Il 70% non significa che “il 70% di tutti gli articoli è falso”. Significa qualcosa di diverso e comunque devastante: più di sette ricercatori su dieci avevano sperimentato personalmente almeno un fallimento nel tentativo di riprodurre il risultato di qualcun altro.

Psicologia (2015): cento studi rimessi alla prova

Nel 2015 la Open Science Collaboration cercò di replicare 100 studi di psicologia pubblicati su importanti riviste.

Negli articoli originali, il 97% dei risultati aveva superato il criterio statistico convenzionale usato dagli autori per considerarli positivi. Nelle repliche, la stessa cosa avvenne nel 36% dei casi. Gli effetti misurati nelle repliche risultarono mediamente molto più piccoli; secondo un'altra valutazione impiegata dal progetto, soltanto il 39% dei risultati venne giudicato una replica riuscita.

Quando cento risultati pubblicati vengono rimessi alla prova, la letteratura originale appare molto più pulita, forte e convincente della realtà osservata nelle repliche.

Ricerca sul cancro (2012): 6 risultati confermati su 53

Nel 2012 Glenn Begley e Lee Ellis descrissero su Nature l'esperienza maturata nel tentativo di verificare importanti risultati di ricerca preclinica sul cancro.

Il gruppo Amgen aveva selezionato 53 studi considerati particolarmente interessanti per possibili sviluppi terapeutici.
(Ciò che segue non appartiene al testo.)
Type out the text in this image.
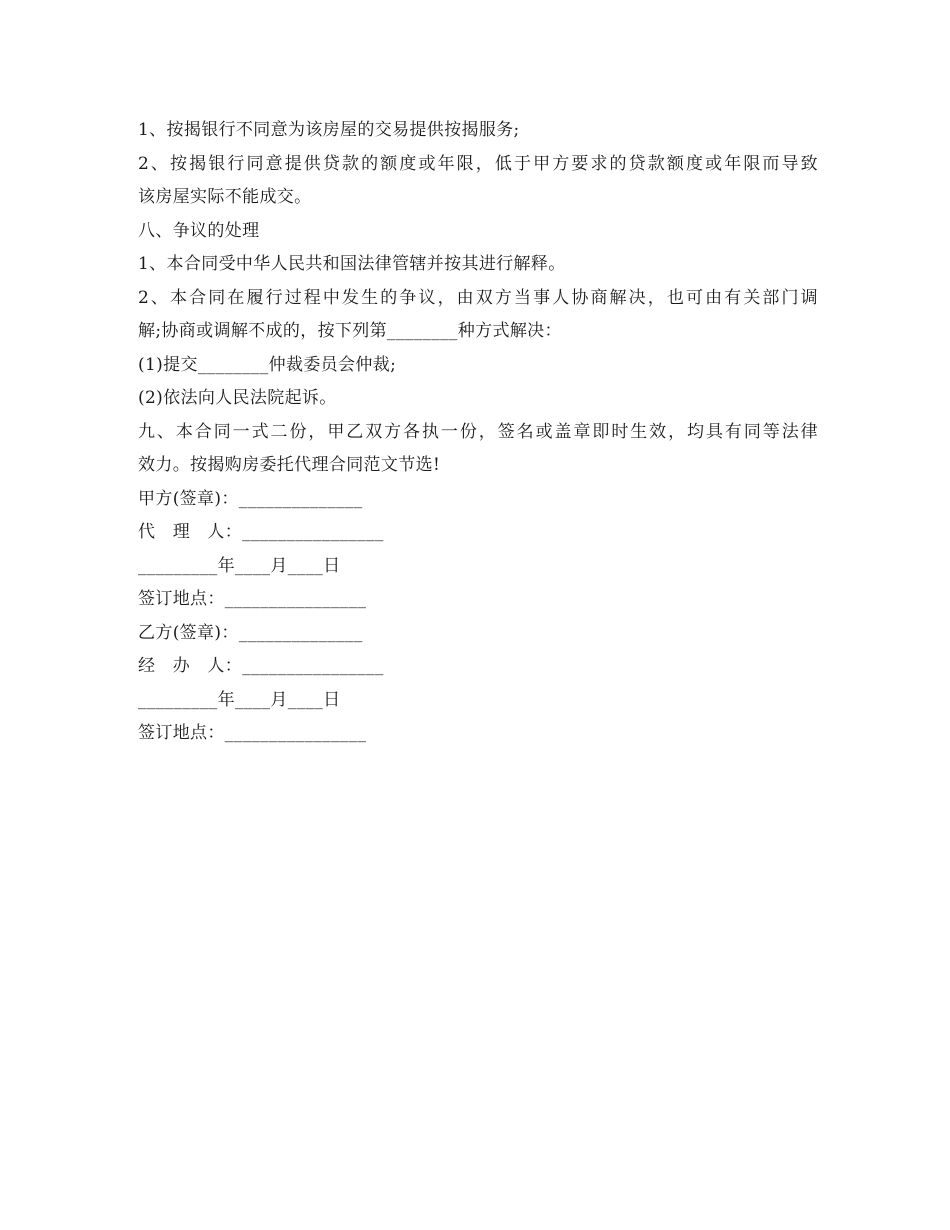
1、按揭银行不同意为该房屋的交易提供按揭服务;
2、按揭银行同意提供贷款的额度或年限，低于甲方要求的贷款额度或年限而导致
该房屋实际不能成交。
八、争议的处理
1、本合同受中华人民共和国法律管辖并按其进行解释。
2、本合同在履行过程中发生的争议，由双方当事人协商解决，也可由有关部门调
解;协商或调解不成的，按下列第________种方式解决：
(1)提交________仲裁委员会仲裁;
(2)依法向人民法院起诉。
九、本合同一式二份，甲乙双方各执一份，签名或盖章即时生效，均具有同等法律
效力。按揭购房委托代理合同范文节选!
甲方(签章)：______________
代　理　人：________________
_________年____月____日
签订地点：________________
乙方(签章)：______________
经　办　人：________________
_________年____月____日
签订地点：________________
I risultati principali furono confermati in 6 casi su 53.

Questi 53 studi non rappresentavano tutta l'oncologia. Erano una selezione di lavori considerati abbastanza importanti da giustificare tentativi industriali di replica.

Ed è precisamente questo che rende il risultato grave, non meno grave.
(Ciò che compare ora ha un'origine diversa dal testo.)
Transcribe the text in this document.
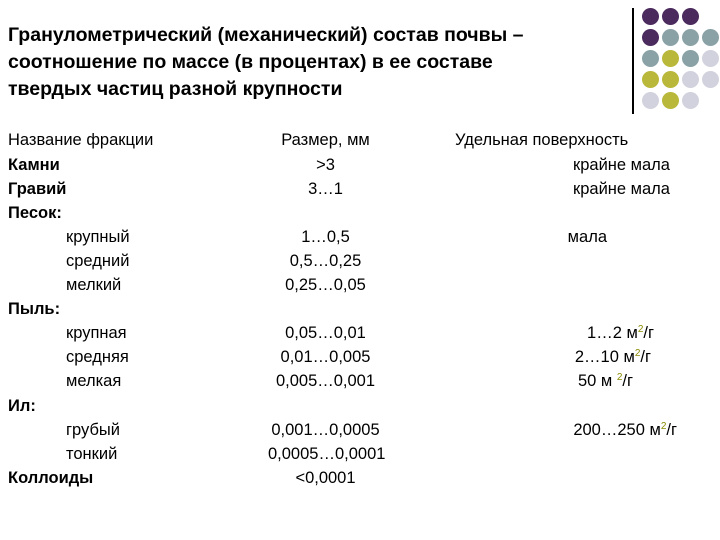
Гранулометрический (механический) состав почвы –
соотношение по массе (в процентах) в ее составе
твердых частиц разной крупности
Название фракции	Размер, мм	Удельная поверхность
Камни	>3	крайне мала
Гравий	3…1	крайне мала
Песок:
крупный	1…0,5	мала
средний	0,5…0,25
мелкий	0,25…0,05
Пыль:
крупная	0,05…0,01	1…2 $м^2/г$
средняя	0,01…0,005	2…10 $м^2/г$
мелкая	0,005…0,001	50 м $^2$/г
Ил:
грубый	0,001…0,0005	200…250 $м^2/г$
тонкий	0,0005…0,0001
Коллоиды	<0,0001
Cancer Biology (2021): in molti casi non c'erano neppure le informazioni per rifare l'esperimento

Il Reproducibility Project: Cancer Biology voleva inizialmente ripetere 193 esperimenti appartenenti a 53 articoli ad alto impatto. Come documentato su eLife, riuscì a ripeterne soltanto 50 appartenenti a 23 articoli.

Le informazioni pubblicamente disponibili necessarie per progettare correttamente le repliche erano presenti soltanto per 4 esperimenti su 193. Anche dopo avere contattato gli autori originali, per circa il 68% degli esperimenti non fu possibile ottenere tutti i dati necessari. E nessuno dei 193 esperimenti era descritto nell'articolo originale con dettaglio sufficiente da permettere di costruire direttamente un protocollo completo di replica senza chiedere ulteriori chiarimenti.

Che cosa significa “è stato scientificamente dimostrato” se l'articolo non descrive nemmeno in modo sufficiente ciò che è stato fatto perché qualcun altro possa rifarlo?

Nell'analisi finale del progetto, pubblicata su eLife, gli effetti positivi osservati nelle repliche risultarono molto più piccoli di quelli originali: la grandezza mediana dell'effetto era inferiore di circa l'85%, e nel 92% dei casi l'effetto replicato era più piccolo dell'originale.

Quando non si tratta più di errore: i ricercatori ammettono manipolazioni (2009)

Nel 2009 Daniele Fanelli pubblicò su PLOS ONE una meta-analisi delle indagini nelle quali gli scienziati erano stati interrogati sui comportamenti scorretti propri o dei colleghi.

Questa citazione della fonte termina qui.